Colorado State University hurricane expert Dr. William Gray has upgraded his hurricane forecast for the season, predicting from 15 to 20 named storms, 10 of which will be hurricanes during the 2005 hurricane season. He predicts there will be from four to six intense hurricanes.
“We foresee one of the most active hurricane seasons on record,” Gray said in a statement on the university website. “An above-average probability of U.S. major hurricane landfall is anticipated. We have adjusted our forecast upward from our (May 31) forecast.”
According to the Ft. Myers News Press, Gray’s team kept the probabilities of a storm making landfall in the continental United States at 77 percent. The team actually dropped the chance of a storm making landfall along the U.S. East Coast to Tampa by 1 percent to 58 percent. That number is nearly double the 31 percent average.
The announcement came just days after the National Oceanic and Atmospheric Administration upped its numbers of expected named storms to 18 to 21, up from 12 to 15 during its May forecast.
Gray’s team is specific about its forecasts, while NOAA offers ranges.

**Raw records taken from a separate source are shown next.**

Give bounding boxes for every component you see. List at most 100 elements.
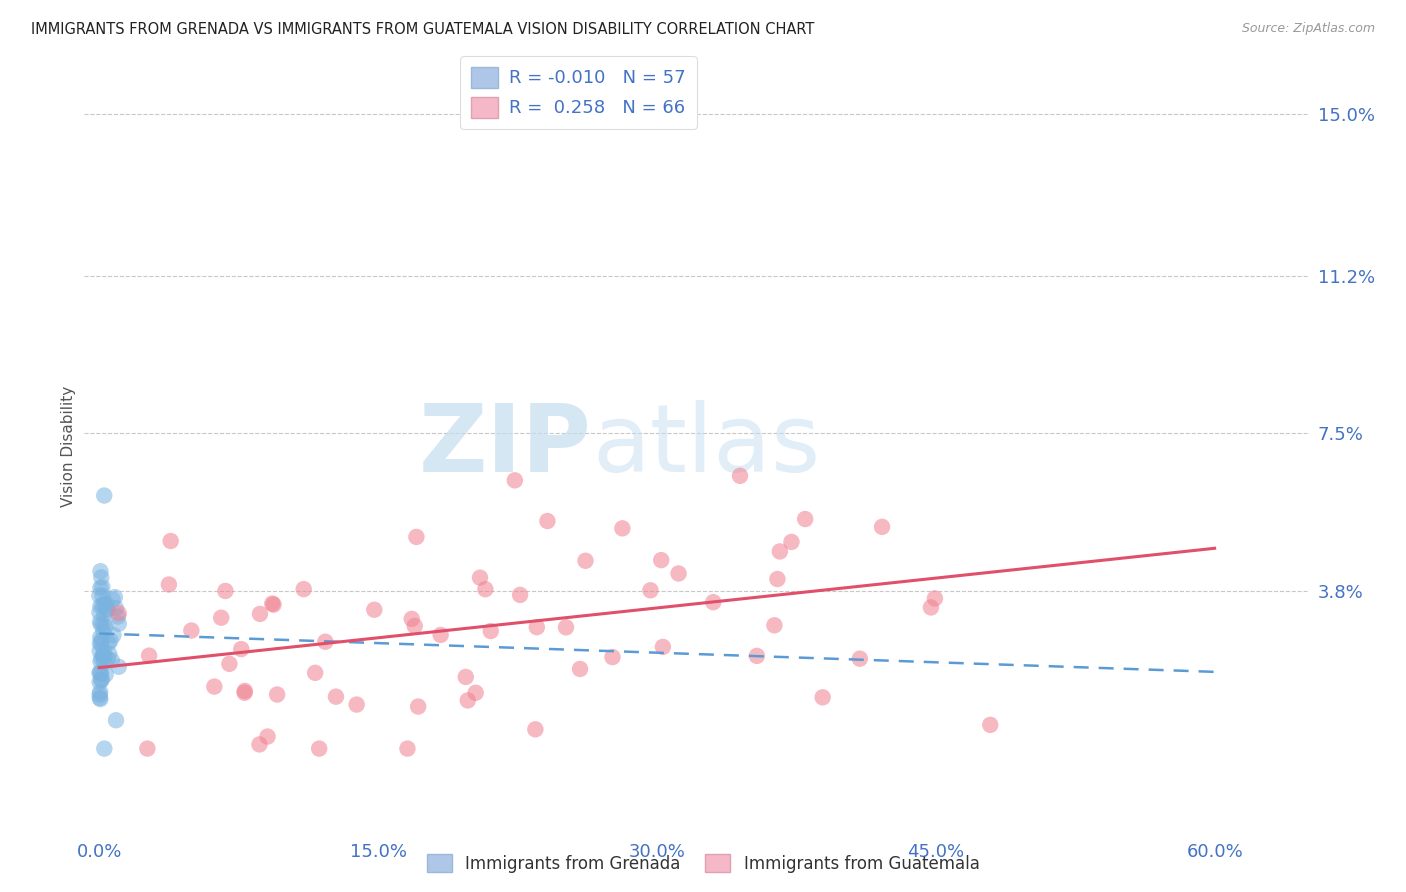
Point xyxy=(780,535,803,549)
Point xyxy=(249,607,271,621)
Point xyxy=(468,571,491,585)
Point xyxy=(89,666,111,681)
Point xyxy=(745,648,768,663)
Point xyxy=(89,581,111,595)
Point xyxy=(91,616,114,631)
Point xyxy=(93,648,115,663)
Point xyxy=(93,655,115,669)
Point xyxy=(209,610,232,624)
Point xyxy=(262,597,284,611)
Point xyxy=(405,530,427,544)
Point xyxy=(457,693,479,707)
Point xyxy=(93,741,115,756)
Legend: R = -0.010   N = 57, R =  0.258   N = 66: R = -0.010 N = 57, R = 0.258 N = 66 xyxy=(460,56,696,128)
Point xyxy=(89,564,111,578)
Point xyxy=(91,624,114,638)
Point xyxy=(107,660,129,674)
Point xyxy=(94,620,117,634)
Point xyxy=(97,636,120,650)
Point xyxy=(90,673,112,687)
Point xyxy=(94,667,117,681)
Point xyxy=(763,618,786,632)
Point xyxy=(794,512,817,526)
Point xyxy=(103,628,125,642)
Point xyxy=(90,636,112,650)
Point xyxy=(401,612,423,626)
Point xyxy=(105,713,128,727)
Point xyxy=(104,601,127,615)
Point xyxy=(503,473,526,487)
Point xyxy=(728,468,751,483)
Point xyxy=(304,665,326,680)
Point xyxy=(396,741,419,756)
Point xyxy=(90,570,112,584)
Point xyxy=(924,591,946,606)
Point xyxy=(811,690,834,705)
Point xyxy=(346,698,368,712)
Text: Source: ZipAtlas.com: Source: ZipAtlas.com xyxy=(1241,22,1375,36)
Point xyxy=(231,642,253,657)
Point xyxy=(555,620,578,634)
Point xyxy=(602,650,624,665)
Point xyxy=(89,685,111,699)
Point xyxy=(474,582,496,597)
Point xyxy=(90,632,112,647)
Point xyxy=(202,680,225,694)
Point xyxy=(404,619,426,633)
Point xyxy=(870,520,893,534)
Point xyxy=(90,655,112,669)
Point xyxy=(97,602,120,616)
Point xyxy=(93,649,115,664)
Point xyxy=(702,595,724,609)
Point xyxy=(650,553,672,567)
Point xyxy=(325,690,347,704)
Point xyxy=(920,600,942,615)
Point xyxy=(98,647,121,661)
Point xyxy=(640,583,662,598)
Point xyxy=(536,514,558,528)
Point xyxy=(509,588,531,602)
Point xyxy=(406,699,429,714)
Point xyxy=(157,577,180,591)
Point xyxy=(159,534,181,549)
Point xyxy=(218,657,240,671)
Point xyxy=(107,606,129,620)
Point xyxy=(263,598,285,612)
Point xyxy=(526,620,548,634)
Point xyxy=(314,634,336,648)
Point xyxy=(233,686,256,700)
Point xyxy=(89,644,111,658)
Point xyxy=(180,624,202,638)
Point xyxy=(89,687,111,701)
Point xyxy=(292,582,315,596)
Point xyxy=(256,730,278,744)
Point xyxy=(90,667,112,681)
Point xyxy=(849,651,872,665)
Point xyxy=(668,566,690,581)
Point xyxy=(233,684,256,698)
Point xyxy=(136,741,159,756)
Point xyxy=(91,649,114,664)
Point xyxy=(91,589,114,603)
Point xyxy=(94,597,117,611)
Point xyxy=(574,554,596,568)
Point xyxy=(91,599,114,613)
Point xyxy=(89,599,111,614)
Point xyxy=(91,580,114,594)
Point xyxy=(90,673,112,687)
Point xyxy=(266,688,288,702)
Point xyxy=(90,617,112,632)
Text: atlas: atlas xyxy=(592,400,820,492)
Point xyxy=(464,686,486,700)
Point xyxy=(89,675,111,690)
Point xyxy=(89,690,111,705)
Point xyxy=(96,602,118,616)
Text: ZIP: ZIP xyxy=(419,400,592,492)
Point xyxy=(104,590,127,604)
Point xyxy=(363,603,385,617)
Point xyxy=(89,589,111,603)
Point xyxy=(107,609,129,624)
Point xyxy=(107,616,129,631)
Point xyxy=(89,606,111,620)
Point xyxy=(93,607,115,622)
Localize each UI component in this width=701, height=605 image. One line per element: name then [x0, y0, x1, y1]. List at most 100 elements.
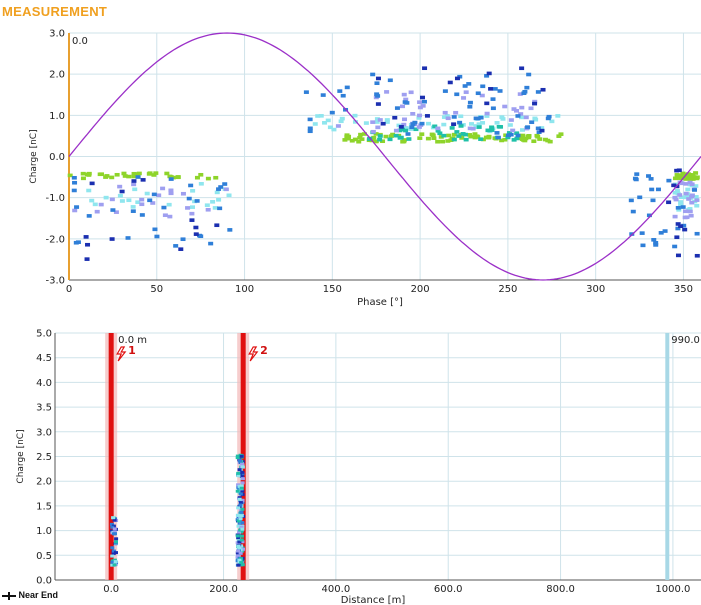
data-point-lime	[121, 171, 127, 176]
data-point-lime-pos	[486, 135, 492, 140]
data-point-column-2	[238, 517, 243, 521]
data-point-lime-pos	[396, 133, 402, 138]
data-point-lightcyan-neg	[166, 202, 172, 207]
data-point-lime-pos	[556, 134, 562, 138]
data-point-lightcyan-pos	[480, 121, 486, 125]
data-point-lavender-pos	[416, 125, 422, 129]
y-tick-label: 0.0	[49, 152, 65, 163]
data-point-blue-neg	[194, 199, 200, 203]
data-point-lime	[114, 172, 120, 177]
data-point-blue-neg	[135, 175, 141, 179]
legend-near-end: Near End	[2, 590, 58, 600]
data-point-lightcyan-pos	[484, 114, 490, 118]
data-point-blue-pos	[490, 97, 496, 101]
data-point-lime-pos	[417, 136, 423, 140]
data-point-lavender-pos	[370, 120, 376, 124]
data-point-lightcyan-neg	[210, 200, 216, 204]
data-point-lightcyan-pos	[352, 113, 358, 118]
data-point-lavender-pos	[519, 105, 525, 110]
data-point-lightcyan-pos	[441, 122, 447, 127]
data-point-lavender-pos	[435, 126, 441, 131]
data-point-teal-pos	[506, 131, 512, 135]
data-point-lavender-pos	[511, 107, 517, 111]
data-point-navy-neg	[189, 218, 195, 222]
data-point-column-2	[235, 551, 240, 555]
data-point-lime	[686, 173, 692, 177]
data-point-teal-pos	[397, 128, 403, 133]
data-point-blue-neg	[632, 176, 638, 181]
data-point-lime	[109, 175, 115, 180]
data-point-lightcyan-neg	[678, 195, 684, 200]
data-point-blue-pos	[303, 90, 309, 94]
data-point-lightcyan-pos	[384, 120, 390, 124]
data-point-lime-pos	[474, 134, 480, 139]
data-point-lime-pos	[371, 135, 377, 140]
data-point-lavender-pos	[484, 111, 490, 116]
data-point-lime-pos	[440, 139, 446, 144]
data-point-navy-neg	[119, 189, 125, 194]
data-point-teal-pos	[454, 130, 460, 134]
data-point-lime-pos	[480, 137, 486, 142]
data-point-column-2	[240, 481, 245, 485]
data-point-lime-pos	[361, 132, 367, 136]
data-point-lime-pos	[503, 133, 509, 138]
data-point-teal-pos	[476, 125, 482, 129]
data-point-blue-pos	[545, 116, 551, 121]
data-point-lightcyan-pos	[549, 119, 555, 124]
data-point-lime	[126, 174, 132, 179]
data-point-lavender-neg	[160, 186, 166, 191]
data-point-teal-pos	[377, 134, 383, 138]
data-point-column-2	[239, 557, 244, 561]
data-point-lavender-pos	[508, 118, 514, 122]
data-point-lightcyan-pos	[426, 121, 432, 126]
data-point-navy-pos	[375, 102, 381, 106]
data-point-column-2	[235, 534, 240, 538]
data-point-lime-pos	[352, 137, 358, 142]
data-point-lime	[672, 176, 678, 181]
data-point-lavender-neg	[683, 191, 689, 196]
data-point-blue-pos	[535, 126, 541, 131]
data-point-column-2	[237, 546, 242, 550]
data-point-column-2	[236, 542, 241, 546]
data-point-lightcyan-pos	[312, 122, 318, 126]
data-point-lavender-neg	[686, 197, 692, 201]
data-point-teal-pos	[451, 137, 457, 142]
data-point-lavender-pos	[384, 90, 390, 94]
data-point-lavender-pos	[453, 110, 459, 115]
data-point-lime-pos	[558, 132, 564, 136]
data-point-teal-pos	[449, 126, 455, 130]
data-point-blue-pos	[405, 132, 411, 136]
data-point-column-2	[236, 544, 241, 548]
data-point-lavender-neg	[677, 193, 683, 197]
data-point-lightcyan-pos	[507, 123, 513, 127]
data-point-blue-pos	[307, 126, 313, 131]
data-point-navy-neg	[682, 227, 688, 232]
lightning-icon	[248, 346, 259, 362]
data-point-lime	[675, 173, 681, 178]
data-point-lime-pos	[451, 132, 457, 137]
y-tick-label: -1.0	[45, 193, 65, 204]
x-axis-label: Distance [m]	[341, 595, 406, 605]
data-point-lavender-neg	[684, 215, 690, 220]
data-point-blue-neg	[86, 214, 92, 218]
data-point-lightcyan-neg	[198, 181, 204, 186]
data-point-column-2	[235, 553, 240, 557]
data-point-lavender-neg	[180, 191, 186, 196]
data-point-lime-pos	[467, 133, 473, 137]
data-point-column-2	[239, 534, 244, 538]
data-point-lightcyan-pos	[458, 114, 464, 119]
data-point-column-2	[240, 521, 245, 525]
data-point-navy-pos	[519, 66, 525, 71]
data-point-lavender-neg	[689, 200, 695, 205]
data-point-lime-pos	[459, 136, 465, 140]
data-point-column-2	[236, 536, 241, 540]
data-point-lime-pos	[518, 133, 524, 138]
data-point-column-2	[236, 519, 241, 523]
data-point-blue-pos	[374, 92, 380, 96]
data-point-lavender-neg	[687, 209, 693, 214]
data-point-lightcyan-pos	[469, 122, 475, 126]
data-point-lime-pos	[499, 138, 505, 143]
x-tick-label: 400.0	[322, 584, 351, 595]
y-tick-label: 0.0	[36, 576, 52, 587]
data-point-blue-neg	[173, 244, 179, 248]
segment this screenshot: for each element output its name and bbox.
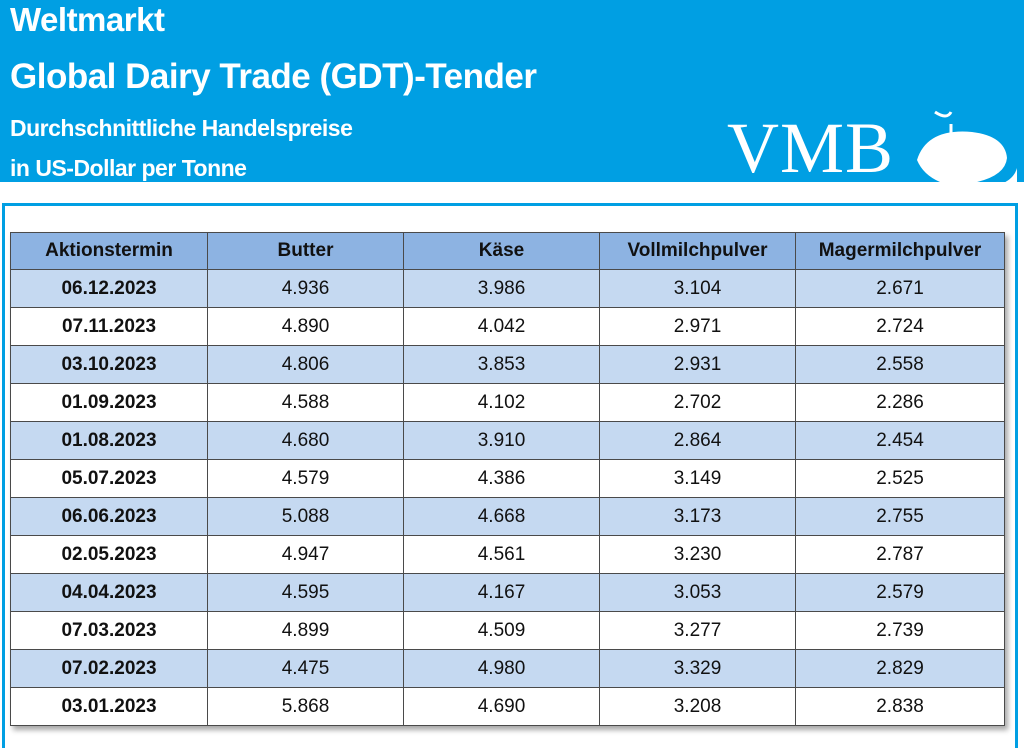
cell-butter: 4.588 (207, 383, 404, 422)
cell-cheese: 4.690 (403, 687, 600, 726)
cell-skim-milk-powder: 2.829 (795, 649, 1005, 688)
cell-cheese: 4.042 (403, 307, 600, 346)
cell-cheese: 4.668 (403, 497, 600, 536)
cell-date: 02.05.2023 (10, 535, 208, 574)
cell-butter: 4.595 (207, 573, 404, 612)
table-row: 03.01.2023 5.868 4.690 3.208 2.838 (10, 687, 1005, 726)
cell-skim-milk-powder: 2.755 (795, 497, 1005, 536)
table-row: 01.08.2023 4.680 3.910 2.864 2.454 (10, 421, 1005, 460)
header-banner: Weltmarkt Global Dairy Trade (GDT)-Tende… (0, 0, 1024, 182)
table-row: 07.02.2023 4.475 4.980 3.329 2.829 (10, 649, 1005, 688)
cell-whole-milk-powder: 3.053 (599, 573, 796, 612)
cell-skim-milk-powder: 2.286 (795, 383, 1005, 422)
cell-date: 06.12.2023 (10, 269, 208, 308)
cell-cheese: 3.910 (403, 421, 600, 460)
column-header-cheese: Käse (403, 232, 600, 270)
cell-whole-milk-powder: 2.931 (599, 345, 796, 384)
table-row: 07.03.2023 4.899 4.509 3.277 2.739 (10, 611, 1005, 650)
cell-butter: 5.088 (207, 497, 404, 536)
cell-date: 04.04.2023 (10, 573, 208, 612)
cell-date: 01.08.2023 (10, 421, 208, 460)
cell-skim-milk-powder: 2.739 (795, 611, 1005, 650)
cell-cheese: 4.561 (403, 535, 600, 574)
table-header-row: Aktionstermin Butter Käse Vollmilchpulve… (10, 232, 1005, 270)
table-row: 01.09.2023 4.588 4.102 2.702 2.286 (10, 383, 1005, 422)
cell-date: 03.10.2023 (10, 345, 208, 384)
cell-skim-milk-powder: 2.558 (795, 345, 1005, 384)
cell-skim-milk-powder: 2.838 (795, 687, 1005, 726)
cell-butter: 4.890 (207, 307, 404, 346)
cell-cheese: 3.853 (403, 345, 600, 384)
cell-cheese: 4.386 (403, 459, 600, 498)
cell-date: 07.11.2023 (10, 307, 208, 346)
cell-butter: 4.806 (207, 345, 404, 384)
cell-date: 01.09.2023 (10, 383, 208, 422)
cell-whole-milk-powder: 2.864 (599, 421, 796, 460)
column-header-date: Aktionstermin (10, 232, 208, 270)
table-row: 07.11.2023 4.890 4.042 2.971 2.724 (10, 307, 1005, 346)
cell-cheese: 4.167 (403, 573, 600, 612)
cell-date: 03.01.2023 (10, 687, 208, 726)
cell-whole-milk-powder: 3.208 (599, 687, 796, 726)
cell-skim-milk-powder: 2.671 (795, 269, 1005, 308)
cell-butter: 5.868 (207, 687, 404, 726)
vmb-logo: VMB (727, 108, 1017, 182)
header-unit: in US-Dollar per Tonne (10, 155, 247, 181)
cell-whole-milk-powder: 2.702 (599, 383, 796, 422)
logo-text: VMB (727, 108, 895, 182)
cell-cheese: 3.986 (403, 269, 600, 308)
cell-butter: 4.579 (207, 459, 404, 498)
table-row: 02.05.2023 4.947 4.561 3.230 2.787 (10, 535, 1005, 574)
cell-butter: 4.899 (207, 611, 404, 650)
cell-butter: 4.680 (207, 421, 404, 460)
cell-skim-milk-powder: 2.454 (795, 421, 1005, 460)
gdt-price-table: Aktionstermin Butter Käse Vollmilchpulve… (10, 232, 1005, 726)
cell-date: 07.03.2023 (10, 611, 208, 650)
column-header-skim-milk-powder: Magermilchpulver (795, 232, 1005, 270)
header-description: Durchschnittliche Handelspreise (10, 115, 353, 141)
column-header-butter: Butter (207, 232, 404, 270)
cell-date: 05.07.2023 (10, 459, 208, 498)
cell-butter: 4.947 (207, 535, 404, 574)
table-row: 06.12.2023 4.936 3.986 3.104 2.671 (10, 269, 1005, 308)
cell-skim-milk-powder: 2.525 (795, 459, 1005, 498)
header-subtitle: Global Dairy Trade (GDT)-Tender (10, 57, 537, 96)
vmb-swirl-logo-icon (917, 110, 1017, 182)
cell-whole-milk-powder: 2.971 (599, 307, 796, 346)
cell-butter: 4.936 (207, 269, 404, 308)
cell-skim-milk-powder: 2.724 (795, 307, 1005, 346)
cell-date: 07.02.2023 (10, 649, 208, 688)
cell-whole-milk-powder: 3.230 (599, 535, 796, 574)
cell-butter: 4.475 (207, 649, 404, 688)
table-row: 03.10.2023 4.806 3.853 2.931 2.558 (10, 345, 1005, 384)
column-header-whole-milk-powder: Vollmilchpulver (599, 232, 796, 270)
table-row: 06.06.2023 5.088 4.668 3.173 2.755 (10, 497, 1005, 536)
cell-whole-milk-powder: 3.149 (599, 459, 796, 498)
cell-date: 06.06.2023 (10, 497, 208, 536)
cell-cheese: 4.509 (403, 611, 600, 650)
cell-whole-milk-powder: 3.173 (599, 497, 796, 536)
cell-cheese: 4.980 (403, 649, 600, 688)
cell-whole-milk-powder: 3.277 (599, 611, 796, 650)
cell-skim-milk-powder: 2.579 (795, 573, 1005, 612)
cell-cheese: 4.102 (403, 383, 600, 422)
header-title: Weltmarkt (10, 1, 165, 38)
cell-whole-milk-powder: 3.104 (599, 269, 796, 308)
cell-skim-milk-powder: 2.787 (795, 535, 1005, 574)
cell-whole-milk-powder: 3.329 (599, 649, 796, 688)
table-row: 04.04.2023 4.595 4.167 3.053 2.579 (10, 573, 1005, 612)
table-row: 05.07.2023 4.579 4.386 3.149 2.525 (10, 459, 1005, 498)
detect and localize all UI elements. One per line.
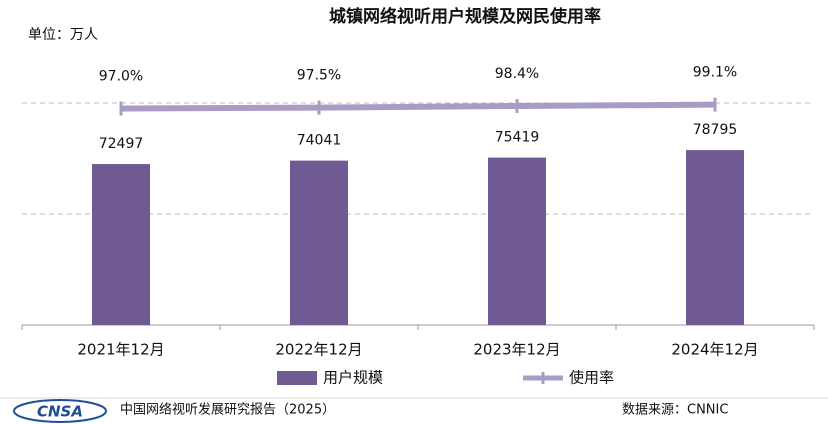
unit-label: 单位：万人 <box>28 27 98 43</box>
rate-value-label: 98.4% <box>495 66 539 82</box>
rate-value-label: 97.0% <box>99 69 143 85</box>
x-tick-label: 2022年12月 <box>275 341 362 359</box>
bar-value-label: 75419 <box>495 130 540 146</box>
bar-value-label: 72497 <box>99 136 144 152</box>
rate-line <box>120 101 716 112</box>
bar <box>686 150 744 325</box>
x-tick-label: 2021年12月 <box>77 341 164 359</box>
footer-source: 数据来源：CNNIC <box>622 403 728 418</box>
legend-label: 用户规模 <box>323 369 383 387</box>
logo-ring <box>13 399 107 423</box>
x-tick-label: 2023年12月 <box>473 341 560 359</box>
legend-swatch <box>277 371 317 385</box>
rate-value-label: 97.5% <box>297 68 341 84</box>
logo-text: CNSA <box>37 403 83 421</box>
bar <box>488 157 546 325</box>
rate-value-label: 99.1% <box>693 65 737 81</box>
bar <box>92 164 150 325</box>
bar-value-label: 78795 <box>693 122 738 138</box>
legend-label: 使用率 <box>569 369 614 387</box>
chart-title: 城镇网络视听用户规模及网民使用率 <box>329 6 601 27</box>
x-tick-label: 2024年12月 <box>671 341 758 359</box>
bar <box>290 160 348 325</box>
bar-value-label: 74041 <box>297 133 342 149</box>
logo: CNSA <box>13 399 107 423</box>
footer-report: 中国网络视听发展研究报告（2025） <box>120 402 335 418</box>
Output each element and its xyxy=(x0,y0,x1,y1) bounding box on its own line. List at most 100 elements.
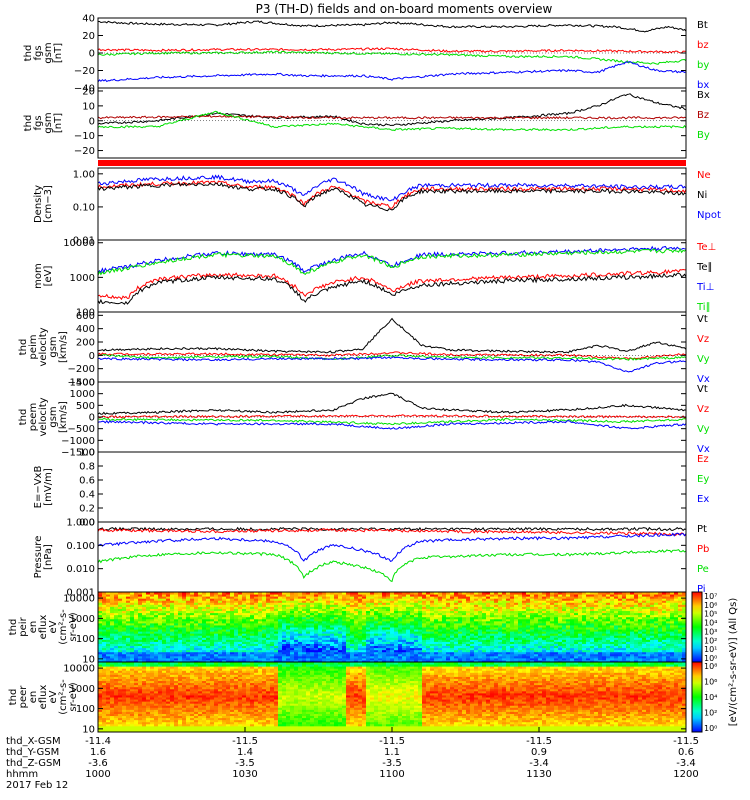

Gray increased his number of hurricanes from eight to 10 and the number of intense hurricanes from four to six.
Both increases are based on the very active early part of the hurricane season in which seven named storms formed before the end of July.
The hurricane season runs from June 1 to Nov. 30.
The 50-year average for named storms is 10, with six hurricanes and two intense hurricanes.
Gray’s team reports there has been no favorable change in conditions in the Atlantic to prevent storms from striking the coastline.
A strong high-pressure system near Bermuda could continue to steer storms toward the East Coast — as it did in 2004 — sending a record four hurricanes into Florida, including Charley, Frances, Ivan and Jeanne.